Las federaciones también están perdiendo un gran valor como son las competiciones, para las cuales los deportistas se federan. Por ello, deben empezar a generar activos digitales para la población que practica deporte y no ven necesario federarse, de esta forma acercarlos a la federación y poner en valor todo lo que representa. Tomar el control de los contenidos y ofrecer una experiencia formativa y de valor al deportista, como institución referente y con la credibilidad que le precede en la materia.

Veo con tristeza como los deportistas siguen entrenando sin saber cuándo va a volver la competición y eso significa, en muchos casos, no tener ningún tipo de ingreso. Vengo diciendo desde hace años que la aportación de los deportistas hacia las marcas tiene que adaptarse a las nuevas formas de impactar a los usuarios por el cambio de paradigma que nos encontramos, principalmente a la hora de consumir la información que viene precedida por el acceso instantáneo a internet. 

¿Qué pasará en el futuro para los deportistas?

Los deportistas, y se que es complicado, tienen que reinventarse. Aportar algo diferente a sus patrocinadores, sobretodo, en este tiempo de parón competitivo. Seguir teniendo notoriedad debería ser su principal objetivo. Para ello, deben adaptarse a las necesidades de cada marca. Las federaciones deberían poner a disposición de sus deportistas la formación y las plataformas que permitan que estos consigan sobrevivir a la situación: plataformas que conecten campañas concretas de marcas con deportistas que puedan sumarse a la consecución del objetivo del patrocinador y, así, monetizar su imagen. 

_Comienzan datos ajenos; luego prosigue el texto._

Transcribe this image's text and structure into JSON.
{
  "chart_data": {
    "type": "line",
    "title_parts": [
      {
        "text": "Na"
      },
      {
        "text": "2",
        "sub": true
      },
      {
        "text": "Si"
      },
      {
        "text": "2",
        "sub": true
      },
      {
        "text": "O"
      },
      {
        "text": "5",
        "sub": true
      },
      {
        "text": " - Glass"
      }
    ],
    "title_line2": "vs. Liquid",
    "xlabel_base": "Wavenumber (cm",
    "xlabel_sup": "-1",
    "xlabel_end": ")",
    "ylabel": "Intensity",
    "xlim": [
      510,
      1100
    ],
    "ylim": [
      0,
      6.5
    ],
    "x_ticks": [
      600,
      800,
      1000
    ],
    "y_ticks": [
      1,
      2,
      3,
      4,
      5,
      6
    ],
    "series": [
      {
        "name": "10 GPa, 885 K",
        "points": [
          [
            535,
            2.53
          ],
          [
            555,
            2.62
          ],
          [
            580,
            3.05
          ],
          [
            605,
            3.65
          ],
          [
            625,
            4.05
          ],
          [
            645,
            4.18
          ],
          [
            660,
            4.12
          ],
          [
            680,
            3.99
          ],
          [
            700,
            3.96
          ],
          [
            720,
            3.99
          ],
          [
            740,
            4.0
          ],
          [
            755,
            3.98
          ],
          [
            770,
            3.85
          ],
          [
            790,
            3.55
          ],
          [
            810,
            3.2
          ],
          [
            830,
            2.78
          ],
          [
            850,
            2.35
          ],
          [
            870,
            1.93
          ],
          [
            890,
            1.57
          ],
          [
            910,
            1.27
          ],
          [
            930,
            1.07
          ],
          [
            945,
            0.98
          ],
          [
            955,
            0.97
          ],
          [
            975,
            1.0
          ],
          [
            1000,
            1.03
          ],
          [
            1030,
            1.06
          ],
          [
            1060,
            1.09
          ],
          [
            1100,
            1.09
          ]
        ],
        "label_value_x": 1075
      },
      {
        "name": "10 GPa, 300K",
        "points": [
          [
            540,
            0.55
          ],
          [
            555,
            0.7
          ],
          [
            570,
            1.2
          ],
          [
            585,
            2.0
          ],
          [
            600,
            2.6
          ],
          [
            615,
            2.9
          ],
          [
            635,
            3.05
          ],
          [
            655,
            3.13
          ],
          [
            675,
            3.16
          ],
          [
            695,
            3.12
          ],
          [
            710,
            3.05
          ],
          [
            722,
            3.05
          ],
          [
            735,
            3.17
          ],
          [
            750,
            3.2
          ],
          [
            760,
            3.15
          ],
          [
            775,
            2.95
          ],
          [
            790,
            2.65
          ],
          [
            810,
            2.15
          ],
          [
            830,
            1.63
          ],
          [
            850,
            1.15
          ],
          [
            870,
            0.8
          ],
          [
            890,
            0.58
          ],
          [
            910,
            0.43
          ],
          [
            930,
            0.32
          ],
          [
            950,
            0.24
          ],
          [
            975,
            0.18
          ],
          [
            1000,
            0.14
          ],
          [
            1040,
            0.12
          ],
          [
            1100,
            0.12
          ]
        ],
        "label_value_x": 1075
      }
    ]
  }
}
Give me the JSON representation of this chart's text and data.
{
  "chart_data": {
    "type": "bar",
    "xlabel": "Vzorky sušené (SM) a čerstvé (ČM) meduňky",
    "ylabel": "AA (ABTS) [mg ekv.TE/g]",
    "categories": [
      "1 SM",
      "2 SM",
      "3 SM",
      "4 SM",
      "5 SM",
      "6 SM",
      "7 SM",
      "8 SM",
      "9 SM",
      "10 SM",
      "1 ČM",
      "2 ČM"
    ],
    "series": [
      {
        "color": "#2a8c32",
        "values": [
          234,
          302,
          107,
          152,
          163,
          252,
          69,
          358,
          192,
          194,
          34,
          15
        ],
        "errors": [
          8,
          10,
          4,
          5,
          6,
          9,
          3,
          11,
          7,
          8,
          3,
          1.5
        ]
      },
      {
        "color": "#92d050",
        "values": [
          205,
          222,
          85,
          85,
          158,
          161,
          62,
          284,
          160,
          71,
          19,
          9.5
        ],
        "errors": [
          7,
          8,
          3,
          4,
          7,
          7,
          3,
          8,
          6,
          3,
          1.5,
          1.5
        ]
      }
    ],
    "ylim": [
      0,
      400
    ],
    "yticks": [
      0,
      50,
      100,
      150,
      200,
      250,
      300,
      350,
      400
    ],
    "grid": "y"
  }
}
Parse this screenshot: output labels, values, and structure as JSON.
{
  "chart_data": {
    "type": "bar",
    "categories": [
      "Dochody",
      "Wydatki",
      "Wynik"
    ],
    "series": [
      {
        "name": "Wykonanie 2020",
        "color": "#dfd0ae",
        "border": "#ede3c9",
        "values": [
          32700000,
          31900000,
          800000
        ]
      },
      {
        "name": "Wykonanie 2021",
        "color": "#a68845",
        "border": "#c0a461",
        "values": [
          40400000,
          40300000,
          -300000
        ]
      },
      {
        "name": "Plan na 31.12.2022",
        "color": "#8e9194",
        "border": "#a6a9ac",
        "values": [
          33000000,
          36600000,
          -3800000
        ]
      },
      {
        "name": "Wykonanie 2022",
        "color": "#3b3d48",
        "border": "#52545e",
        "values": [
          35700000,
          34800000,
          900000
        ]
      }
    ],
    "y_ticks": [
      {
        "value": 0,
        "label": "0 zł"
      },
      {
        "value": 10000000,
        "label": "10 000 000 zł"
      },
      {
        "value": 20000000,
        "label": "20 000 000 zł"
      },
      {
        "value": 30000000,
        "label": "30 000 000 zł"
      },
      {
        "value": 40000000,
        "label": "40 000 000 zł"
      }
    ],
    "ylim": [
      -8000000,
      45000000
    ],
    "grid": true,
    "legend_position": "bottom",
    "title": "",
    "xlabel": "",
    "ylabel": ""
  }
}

Encontrar la medida justa será la clave, ya que conseguir que el deportista saque el tiempo justo y necesario para ayudar a sus patrocinadores de una forma distinta y sin que no merme su rendimiento físico, será la asignatura pendiente.

Ver esta situación como una oportunidad y no anclarnos a la incertidumbre es de obligado cumplimiento en la industria deportiva. Si no conseguimos romper nuestras propias barreras mentales estaremos dejando que sea otro el que tome la iniciativa y consiga adaptar sus servicios o productos a la nueva demanda social.